The IRD have made it very clear that all rentals between family trusts and partnerships have to be independently assessed.

So, what are the issues around this and how are they assessed?

Given my background in valuation, farm management, farm finance, succession planning and rental assessments, I have set out the following points:
    Farm rents vary according to many issues. Broad brush rentals are around $350.00 per acre, or $865.00 per hectare for dairy land with no shares. Rents increase to $450.00, or $1,112.00 when dairy company shares are included.
    The rentals will increase substantially if your client owns the farm and he just has to open up the boundary, connect up the races and connect the new piece of land into his existing dairy business. Rentals here could be in the $500 - $600.00 per acre region. Blocks of land which are adjunct to dairy farming platform also are up as high as $1,000.00 per acre.
    Some leases have tagged the rent as a percentage of the gross income, which would be around 25 – 32%. This is slightly less than the maximum debt servicing ratio as a percentage of gross income that would apply.
    Other leases have been tagged to rental based on a dollar value per kilogram of milk solids, somewhere in the region of $1.20.
    Dry-stock farm rentals are $100.00 per acre for good land, but drop back to $50 - $75.00 for hard steeper hungry country.
    Maize growing land has a maximum of approximately $1,000.00 per acre. Potato and onion growing land would also fall into this category.
From a rental assessment point of view, there are large variations. Some of the variations that need to be factored in are as follows:
    Who owns the dairy company shares and how are they held will influence the rental.
    Access, fertility levels, proximity to the existing cowshed are all important factors.
    With dry-stock leases, fertilizer levels, soil fertility, soil phosphate and calcium levels are crucial and may well affect the rental levels.
    The term of the lease is also important. Is it a year by year lease, or is it for three years, with a right of renewal for a further three years?
    Does the land owner have the right to sell during the lease period?
    Who pays for what? And so on.
With the increase in land values, there are likely to be more leases in place.

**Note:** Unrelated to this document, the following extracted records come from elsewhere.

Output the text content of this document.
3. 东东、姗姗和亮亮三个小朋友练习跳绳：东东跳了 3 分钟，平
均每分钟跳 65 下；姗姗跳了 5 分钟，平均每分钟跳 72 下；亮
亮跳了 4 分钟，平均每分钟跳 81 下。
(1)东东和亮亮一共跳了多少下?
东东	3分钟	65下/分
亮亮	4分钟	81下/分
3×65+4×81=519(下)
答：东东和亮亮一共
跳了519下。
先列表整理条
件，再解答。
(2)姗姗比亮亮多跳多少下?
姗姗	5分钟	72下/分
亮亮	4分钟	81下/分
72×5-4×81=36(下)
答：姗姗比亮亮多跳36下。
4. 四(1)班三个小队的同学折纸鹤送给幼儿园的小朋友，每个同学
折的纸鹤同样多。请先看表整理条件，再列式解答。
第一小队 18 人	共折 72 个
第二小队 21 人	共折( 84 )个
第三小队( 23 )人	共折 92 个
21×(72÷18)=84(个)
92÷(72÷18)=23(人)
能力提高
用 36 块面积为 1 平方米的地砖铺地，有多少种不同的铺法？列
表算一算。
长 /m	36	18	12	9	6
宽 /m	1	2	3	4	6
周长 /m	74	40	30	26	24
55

There will be more tenant farmers and more land owners or landlords. In my opinion, there is a clear advantage of leasing, over 50/50 sharemilking as a tenancy/share farming structure. The lease gives clarity definition, gives the tenant better control and also gives a set income to the owner. There is less argument and unhappiness.

But back to the main issue, IRD is requiring independent assessments for rentals between various ownership entities in all businesses, including farmers. I have set out some of the issues and must remind you that at this stage, rentals on farm land bear no relationship to return on investment.